Multiple linear regression models are often used to predict levels of fecal indicator bacteria (FIB) in recreational swimming waters based on independent variables (IVs) such as meteorologic, hydrodynamic, and water quality measures. The IVs used for these analyses are traditionally measured at the same time as the water quality sample. We investigated the improvement in empirical modeling performance by using IVs that had been temporally synchronized with the FIB response variable. We first examined the univariate relationship between multiple “aspects” of each IV and the response variable to find the single aspect of each IV most strongly related to the response. Aspects are defined by the temporal window and lag (relative to when the response is measured) over which the IV is averaged.
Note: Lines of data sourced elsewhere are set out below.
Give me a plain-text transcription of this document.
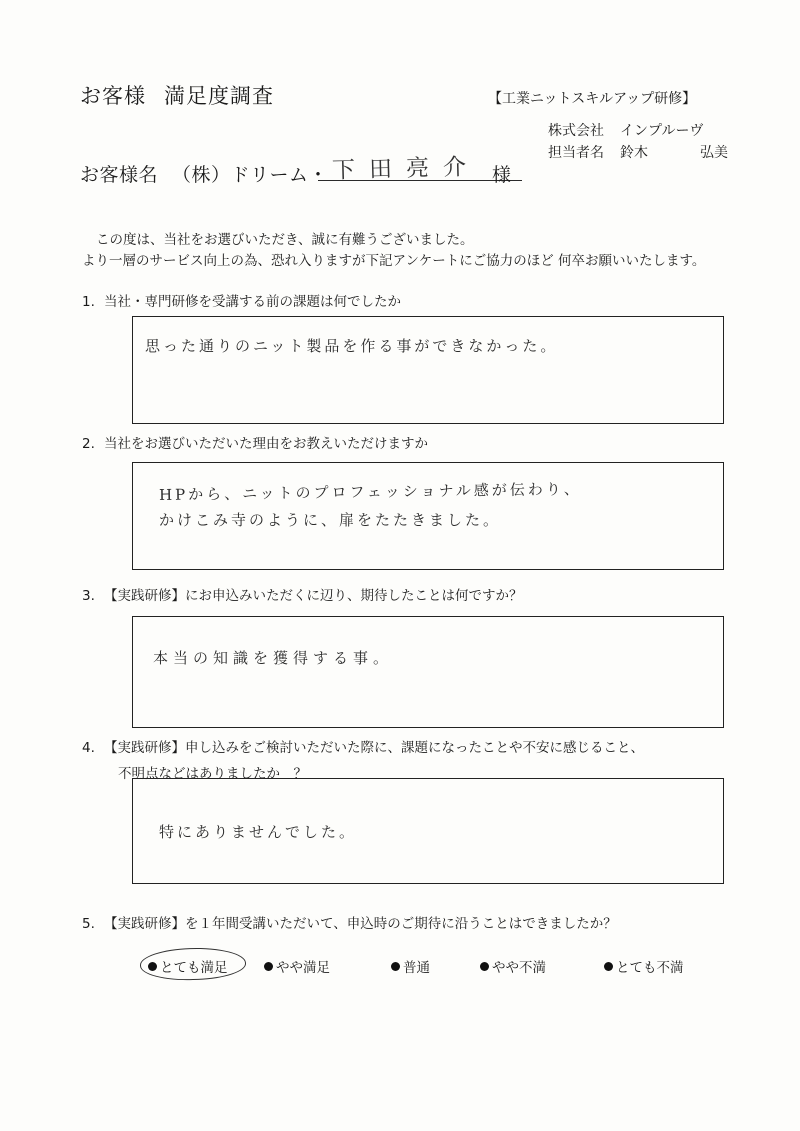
お客様 満足度調査	【工業ニットスキルアップ研修】
株式会社 インプルーヴ
担当者名 鈴木	弘美
お客様名 （株）ドリーム・ 下田亮介 様
この度は、当社をお選びいただき、誠に有難うございました。
より一層のサービス向上の為、恐れ入りますが下記アンケートにご協力のほど 何卒お願いいたします。
1. 当社・専門研修を受講する前の課題は何でしたか
思った通りのニット製品を作る事ができなかった。
2. 当社をお選びいただいた理由をお教えいただけますか
HPから、ニットのプロフェッショナル感が伝わり、
かけこみ寺のように、扉をたたきました。
3. 【実践研修】にお申込みいただくに辺り、期待したことは何ですか？
本当の知識を獲得する事。
4. 【実践研修】申し込みをご検討いただいた際に、課題になったことや不安に感じること、
不明点などはありましたか　？
特にありませんでした。
5. 【実践研修】を１年間受講いただいて、申込時のご期待に沿うことはできましたか？
とても満足	やや満足	普通	やや不満	とても不満
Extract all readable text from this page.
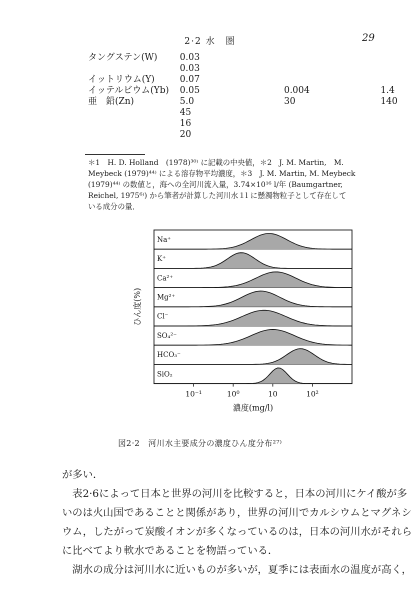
2·2 水　圏	29
タングステン(W)	0.03		
	0.03		
イットリウム(Y)	0.07		
イッテルビウム(Yb)	0.05	0.004	1.4
亜　鉛(Zn)	5.0	30	140
	45		
	16		
	20		
＊1　H. D. Holland　(1978)³⁰⁾ に記載の中央値，＊2　J. M. Martin,　M.
Meybeck (1979)⁴⁴⁾ による溶存物平均濃度，＊3　J. M. Martin, M. Meybeck
(1979)⁴⁴⁾ の数値と，海への全河川流入量，3.74×10¹⁶ l/年 (Baumgartner,
Reichel, 1975⁶⁾) から筆者が計算した河川水１l に懸濁物粒子として存在して
いる成分の量．
Na⁺
K⁺
Ca²⁺
Mg²⁺
Cl⁻
SO₄²⁻
HCO₃⁻
SiO₂
10⁻¹	10⁰	10	10²
濃度(mg/l)
ひん度(%)
図2·2　河川水主要成分の濃度ひん度分布²⁷⁾
が多い．
　表2·6によって日本と世界の河川を比較すると，日本の河川にケイ酸が多
いのは火山国であることと関係があり，世界の河川でカルシウムとマグネシ
ウム，したがって炭酸イオンが多くなっているのは，日本の河川水がそれら
に比べてより軟水であることを物語っている．
　湖水の成分は河川水に近いものが多いが，夏季には表面水の温度が高く，
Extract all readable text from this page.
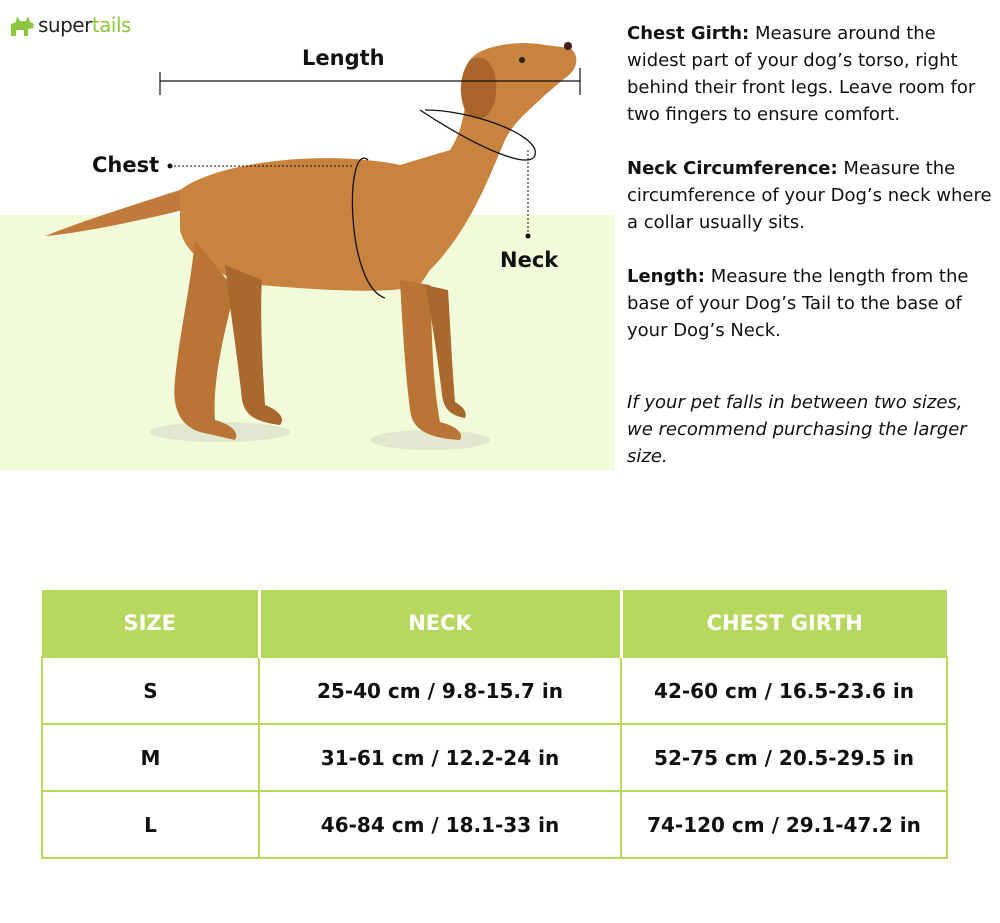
supertails
Length
Chest
Neck

Chest Girth: Measure around the widest part of your dog’s torso, right behind their front legs. Leave room for two fingers to ensure comfort.

Neck Circumference: Measure the circumference of your Dog’s neck where a collar usually sits.

Length: Measure the length from the base of your Dog’s Tail to the base of your Dog’s Neck.

If your pet falls in between two sizes, we recommend purchasing the larger size.

SIZE	NECK	CHEST GIRTH
S	25-40 cm / 9.8-15.7 in	42-60 cm / 16.5-23.6 in
M	31-61 cm / 12.2-24 in	52-75 cm / 20.5-29.5 in
L	46-84 cm / 18.1-33 in	74-120 cm / 29.1-47.2 in
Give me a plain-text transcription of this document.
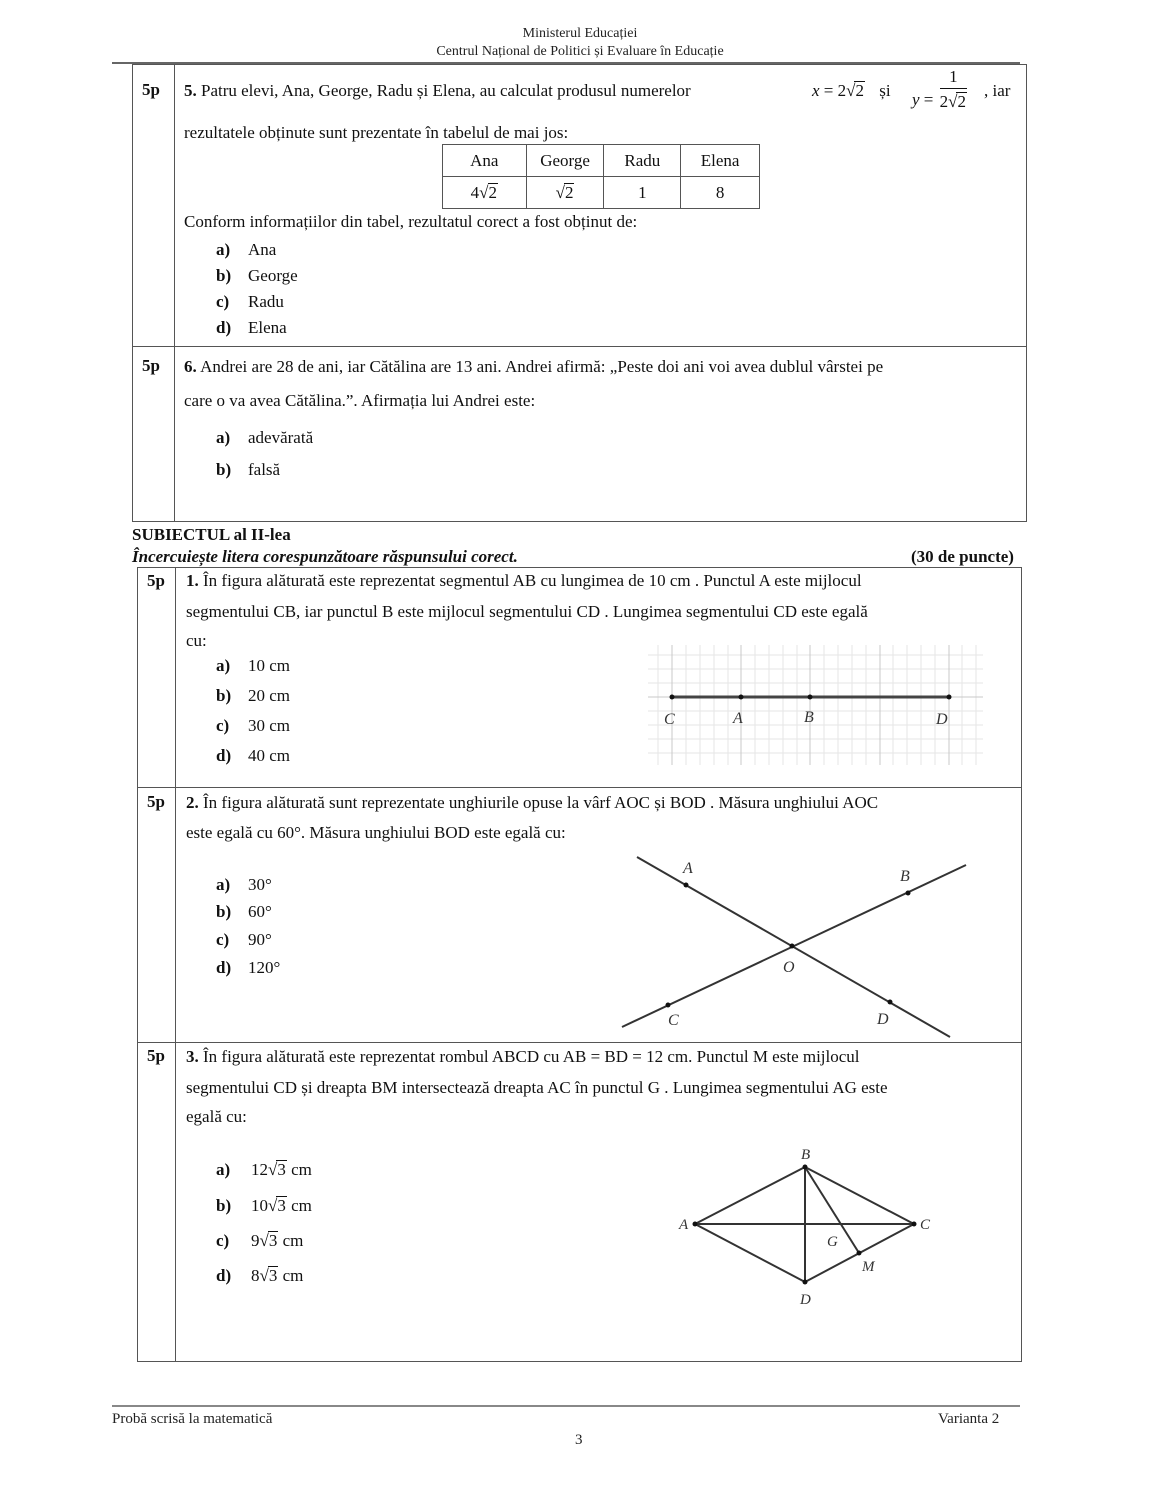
Ministerul Educației
Centrul Național de Politici și Evaluare în Educație
5p 5. Patru elevi, Ana, George, Radu și Elena, au calculat produsul numerelor	x = 2√2 și $y = \frac{1}{2√2}$ , iar
rezultatele obținute sunt prezentate în tabelul de mai jos:
Ana	George	Radu	Elena
4√2	√2	1	8
Conform informațiilor din tabel, rezultatul corect a fost obținut de:
a) Ana
b) George
c) Radu
d) Elena
5p 6. Andrei are 28 de ani, iar Cătălina are 13 ani. Andrei afirmă: „Peste doi ani voi avea dublul vârstei pe
care o va avea Cătălina.”. Afirmația lui Andrei este:
a) adevărată
b) falsă
SUBIECTUL al II-lea
Încercuiește litera corespunzătoare răspunsului corect.	(30 de puncte)
5p 1. În figura alăturată este reprezentat segmentul AB cu lungimea de 10 cm . Punctul A este mijlocul
segmentului CB, iar punctul B este mijlocul segmentului CD . Lungimea segmentului CD este egală
cu:
a) 10 cm
b) 20 cm
c) 30 cm
d) 40 cm
C	A	B	D
5p 2. În figura alăturată sunt reprezentate unghiurile opuse la vârf AOC și BOD . Măsura unghiului AOC
este egală cu 60°. Măsura unghiului BOD este egală cu:
a) 30°
b) 60°
c) 90°
d) 120°
A	B
O
C	D
5p 3. În figura alăturată este reprezentat rombul ABCD cu AB = BD = 12 cm. Punctul M este mijlocul
segmentului CD și dreapta BM intersectează dreapta AC în punctul G . Lungimea segmentului AG este
egală cu:
a) 12√3 cm
b) 10√3 cm
c) 9√3 cm
d) 8√3 cm
A
B
C
D
G
M
Probă scrisă la matematică	Varianta 2
3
Models were then formed using the “best” aspects of each IV. Employing iterative cross-validation, we examined the average improvement in the mean squared error of prediction, MSEP, for a testing dataset after using our temporal synchronization technique on the training data. We compared the MSEP values of three methodologies: predictions made using unsynchronized IVs (UNS), predictions made using synchronized IVs where aspects were chosen using a Pearson correlation coefficient (PCC), and predictions using IV aspects chosen using the PRESS statistic (PRS).
Results/Conclusions
Averaging over 500 randomly-generated testing datasets, the MSEP values using the PRS technique were 50% lower (p < 0.001) than the MSEP values of the UNS technique. The average MSEP values of the PCC technique were 26% lower (p < 0.001) than the MSEP values of the UNS technique. We conclude that temporal synchronization is capable of significantly improving predictive models of FIB levels in recreational swimming waters.